I am having no end of trouble getting rate limiting to work on nginx with passenger/rails.
Part of the confusion comes with distinguishing between which aspects of the config work on a per-client basis and which are global limits.
I'm having issues getting my head around the ideal setup for nginx's limit_req and limit_req_zone configs. It seems to vaguely flip flop between language which hints that this is either user-specific or applies globally.
In the docs it is quite vague exactly how the limit_req_zone
line works. Is this 'zone' global or per-user? Given the following line am I right in the following conclusions:
limit_req_zone $binary_remote_addr zone=update_requests:1m rate=20r/s;
- $binary_remote_addr represents a user's IP address
- This representation in particular is preferable because it takes up less space than $remote_addr? Why is this important or preferable?
- The 'zone' (in this case) is filled up with representations of their IP address...?
- 'rate' is the rate at which requests are allowed to leave the queue?
- This 'rate' and 'zone' - are they client-specific or global?
I'm also unsure about the limit_req line, e.g. for this:
limit_req zone=main_site burst=10 nodelay;
- Not entirely sure what burst means.

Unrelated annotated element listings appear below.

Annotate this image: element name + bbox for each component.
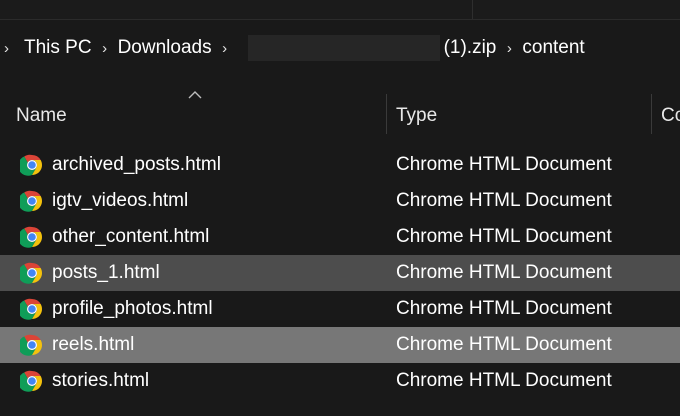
breadcrumb[interactable]: › This PC › Downloads › (1).zip › conten… xyxy=(0,20,680,76)
sort-up-icon xyxy=(188,91,202,99)
file-row[interactable]: archived_posts.html Chrome HTML Document xyxy=(0,147,680,183)
column-divider[interactable] xyxy=(386,94,387,134)
file-type: Chrome HTML Document xyxy=(396,226,612,247)
toolbar xyxy=(0,0,680,19)
chrome-icon xyxy=(20,226,42,248)
chrome-icon xyxy=(20,334,42,356)
column-header-type[interactable]: Type xyxy=(396,105,437,127)
redacted-block xyxy=(247,35,440,61)
file-name: profile_photos.html xyxy=(52,298,213,319)
breadcrumb-content[interactable]: content xyxy=(520,37,586,59)
file-name: other_content.html xyxy=(52,226,210,247)
file-name: archived_posts.html xyxy=(52,154,221,175)
file-row[interactable]: reels.html Chrome HTML Document xyxy=(0,327,680,363)
file-row[interactable]: posts_1.html Chrome HTML Document xyxy=(0,255,680,291)
toolbar-divider xyxy=(472,0,473,19)
chrome-icon xyxy=(20,154,42,176)
column-header-partial[interactable]: Co xyxy=(661,105,680,127)
file-name: stories.html xyxy=(52,370,150,391)
column-header-name[interactable]: Name xyxy=(16,105,67,127)
chrome-icon xyxy=(20,370,42,392)
chrome-icon xyxy=(20,298,42,320)
chevron-right-icon[interactable]: › xyxy=(214,40,236,57)
column-divider[interactable] xyxy=(651,94,652,134)
file-explorer-window: › This PC › Downloads › (1).zip › conten… xyxy=(0,0,680,416)
chevron-right-icon[interactable]: › xyxy=(0,40,22,57)
file-row[interactable]: igtv_videos.html Chrome HTML Document xyxy=(0,183,680,219)
file-type: Chrome HTML Document xyxy=(396,262,612,283)
chrome-icon xyxy=(20,262,42,284)
file-type: Chrome HTML Document xyxy=(396,370,612,391)
file-row[interactable]: stories.html Chrome HTML Document xyxy=(0,363,680,399)
file-type: Chrome HTML Document xyxy=(396,154,612,175)
file-type: Chrome HTML Document xyxy=(396,334,612,355)
breadcrumb-downloads[interactable]: Downloads xyxy=(116,37,214,59)
file-name: posts_1.html xyxy=(52,262,160,283)
column-header: Name Type Co xyxy=(0,90,680,138)
chevron-right-icon[interactable]: › xyxy=(498,40,520,57)
breadcrumb-this-pc[interactable]: This PC xyxy=(22,37,94,59)
file-name: igtv_videos.html xyxy=(52,190,189,211)
chrome-icon xyxy=(20,190,42,212)
breadcrumb-zip[interactable]: (1).zip xyxy=(442,37,499,59)
file-name: reels.html xyxy=(52,334,135,355)
file-type: Chrome HTML Document xyxy=(396,190,612,211)
file-row[interactable]: profile_photos.html Chrome HTML Document xyxy=(0,291,680,327)
file-row[interactable]: other_content.html Chrome HTML Document xyxy=(0,219,680,255)
chevron-right-icon[interactable]: › xyxy=(94,40,116,57)
file-type: Chrome HTML Document xyxy=(396,298,612,319)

The docs are vague here too. I guess this is a number of requests. Why number of requests, when the rest of the requests system uses this bizarre 'zone' system?

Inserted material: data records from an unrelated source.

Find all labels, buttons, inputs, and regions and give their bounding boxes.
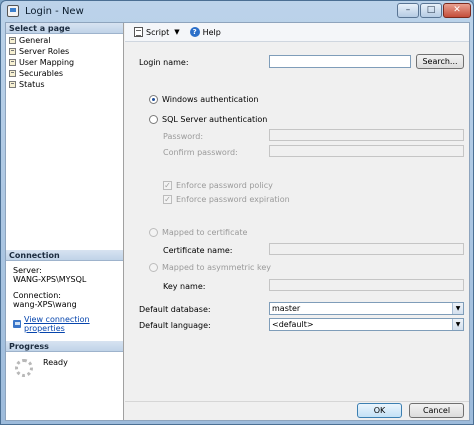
dialog-footer: OK Cancel xyxy=(125,401,469,420)
page-icon xyxy=(9,81,16,88)
window-title: Login - New xyxy=(25,5,84,17)
page-item-server-roles[interactable]: Server Roles xyxy=(6,46,123,57)
enforce-expiration-checkbox[interactable]: ✓ xyxy=(163,195,172,204)
windows-auth-label: Windows authentication xyxy=(162,95,259,104)
page-item-label: Server Roles xyxy=(19,47,70,56)
sql-auth-radio[interactable] xyxy=(149,115,158,124)
app-icon xyxy=(7,5,19,17)
toolbar: Script ▼ ? Help xyxy=(125,23,469,42)
minimize-button[interactable]: – xyxy=(397,3,419,18)
default-language-select[interactable]: <default> ▼ xyxy=(269,318,464,331)
mapped-cert-label: Mapped to certificate xyxy=(162,228,248,237)
chevron-down-icon[interactable]: ▼ xyxy=(452,303,463,314)
help-button[interactable]: ? Help xyxy=(187,25,224,40)
cancel-button[interactable]: Cancel xyxy=(409,403,464,418)
chevron-down-icon[interactable]: ▼ xyxy=(174,28,179,36)
page-item-general[interactable]: General xyxy=(6,35,123,46)
script-button[interactable]: Script ▼ xyxy=(131,25,187,40)
login-name-label: Login name: xyxy=(139,58,189,67)
help-icon: ? xyxy=(189,27,200,37)
page-item-label: Status xyxy=(19,80,45,89)
enforce-policy-label: Enforce password policy xyxy=(176,181,273,190)
connection-value: wang-XPS\wang xyxy=(13,300,77,309)
enforce-policy-checkbox[interactable]: ✓ xyxy=(163,181,172,190)
password-input[interactable] xyxy=(269,129,464,141)
page-item-securables[interactable]: Securables xyxy=(6,68,123,79)
sql-auth-label: SQL Server authentication xyxy=(162,115,268,124)
server-label: Server: xyxy=(13,266,42,275)
left-panel: Select a page General Server Roles User … xyxy=(6,23,124,420)
connection-label: Connection: xyxy=(13,291,61,300)
progress-status: Ready xyxy=(43,358,68,367)
mapped-asym-key-label: Mapped to asymmetric key xyxy=(162,263,271,272)
server-value: WANG-XPS\MYSQL xyxy=(13,275,87,284)
view-connection-properties-link[interactable]: View connection properties xyxy=(13,315,121,333)
progress-spinner-icon xyxy=(15,359,33,377)
default-language-value: <default> xyxy=(272,320,314,329)
key-name-label: Key name: xyxy=(163,282,206,291)
general-page-form: Login name: Search... Windows authentica… xyxy=(125,43,469,400)
page-icon xyxy=(9,48,16,55)
ok-button[interactable]: OK xyxy=(357,403,402,418)
confirm-password-input[interactable] xyxy=(269,145,464,157)
view-connection-properties-label: View connection properties xyxy=(24,315,90,333)
login-new-window: Login - New – □ ✕ Select a page General … xyxy=(0,0,474,425)
mapped-cert-radio[interactable] xyxy=(149,228,158,237)
search-button[interactable]: Search... xyxy=(416,54,464,69)
page-item-label: General xyxy=(19,36,51,45)
page-item-label: Securables xyxy=(19,69,64,78)
connection-header: Connection xyxy=(6,250,123,261)
page-item-user-mapping[interactable]: User Mapping xyxy=(6,57,123,68)
dialog-client: Select a page General Server Roles User … xyxy=(5,22,470,421)
script-icon xyxy=(134,27,143,37)
default-database-value: master xyxy=(272,304,301,313)
maximize-button[interactable]: □ xyxy=(420,3,442,18)
default-language-label: Default language: xyxy=(139,321,211,330)
default-database-label: Default database: xyxy=(139,305,211,314)
select-page-header: Select a page xyxy=(6,23,123,34)
page-item-label: User Mapping xyxy=(19,58,75,67)
connection-info: Server: WANG-XPS\MYSQL Connection: wang-… xyxy=(13,266,121,333)
page-item-status[interactable]: Status xyxy=(6,79,123,90)
close-button[interactable]: ✕ xyxy=(443,3,471,18)
properties-icon xyxy=(13,320,22,328)
page-list: General Server Roles User Mapping Secura… xyxy=(6,34,123,90)
default-database-select[interactable]: master ▼ xyxy=(269,302,464,315)
script-label: Script xyxy=(146,27,170,37)
key-name-input[interactable] xyxy=(269,279,464,291)
login-name-input[interactable] xyxy=(269,55,411,68)
page-icon xyxy=(9,37,16,44)
certificate-name-input[interactable] xyxy=(269,243,464,255)
mapped-asym-key-radio[interactable] xyxy=(149,263,158,272)
progress-header: Progress xyxy=(6,341,123,352)
confirm-password-label: Confirm password: xyxy=(163,148,238,157)
help-label: Help xyxy=(202,27,221,37)
page-icon xyxy=(9,59,16,66)
windows-auth-radio[interactable] xyxy=(149,95,158,104)
certificate-name-label: Certificate name: xyxy=(163,246,233,255)
password-label: Password: xyxy=(163,132,204,141)
page-icon xyxy=(9,70,16,77)
title-bar[interactable]: Login - New – □ ✕ xyxy=(1,1,473,21)
enforce-expiration-label: Enforce password expiration xyxy=(176,195,290,204)
chevron-down-icon[interactable]: ▼ xyxy=(452,319,463,330)
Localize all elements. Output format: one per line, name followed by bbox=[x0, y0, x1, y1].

- 'burst' requests are per....what timeframe?
- 'nodelay', as far as I understand, is meant to serve a 503 error immediately if they have other requests in the queue, rather than waiting for the queue to finish. a) wait how long? b) does this mean that the 'burst' setting is ignored in this case?
Thanks.
Some background info in case anyone is really bored and wants to have a look at the config and general issues we're trying to resolve:
At the moment I have this (extract):
limit_req_zone $binary_remote_addr zone=main_site:10m rate=40r/s;
limit_req_zone $binary_remote_addr zone=update_requests:1m rate=20r/s;
server {
listen 80;
server_name [removed];
root [removed];
include rtmp_proxy_settings;
try_files $uri /system/maintenance.html @passenger;
location @passenger {
passenger_max_request_queue_size 0; # 256;
limit_rate_after 2048k;
limit_rate 512k;
limit_req zone=main_site burst=10 nodelay;
limit_conn addr 5;
passenger_enabled on;
passenger_min_instances 3;
}
location ~ ^/update_request {
passenger_enabled on;
limit_req zone=update_requests burst=5 nodelay;
}
gzip on;
gzip_min_length 1000;
gzip_proxied expired no-cache no-store private auth;
gzip_types text/plain application/xml application/javascript text/javascript text/css;
gzip_disable "msie6";
gzip_http_version 1.1;
}
We have two zones defined:
a) "main_site", designed to catch everything b) "update_request", JS on the client polls this via AJAX for updated content when a timestamp in a small (cached) file changes
By its nature this tends to mean that we have fairly low traffic for 1 or 2 minutes but then a massive spike when potentially 10,000 clients all hit the server at once for this updated content (served from the DB in a slightly different way depending on filters, access permissions, etc)
We were finding that during times of heavy load the site was grinding to a halt when the CPU cores were maxed out - we had a few bugs in our updating code which meant that when the connection was dropped the queries queued up and just kept bogging the server down until we had to take the site down temporarily and force users to logout and refresh their browser... effectively we DDoS'd ourselves :P I think this was originally caused by some connectivity issues on our hosting company's side causing a bunch of requests to queue up in the user's browser.
While we ironed out the bugs we warned clients that they might receive the odd 503 "heavy load" message or see the content not updating in a timely fashion. The original intent of the rate limiting was to ensure that the everyday pages of the site could continue to be navigated around even during heavy load, while rate limiting the updated content.
However the main issue we are seeing now is that even after the bugs in the updating code have been (hopefully) ironed out, we can't quite strike a good balance on the rate limiting. Everything we set seems to generate an unhealthy number of 503 errors in the access logs whenever a new piece of content is added to the site (and pulled by our users all at once)
We are looking at various solutions here in terms of caching but ideally we would still like to be protected by some kind of rate limiting which doesn't affect users during day to day operations.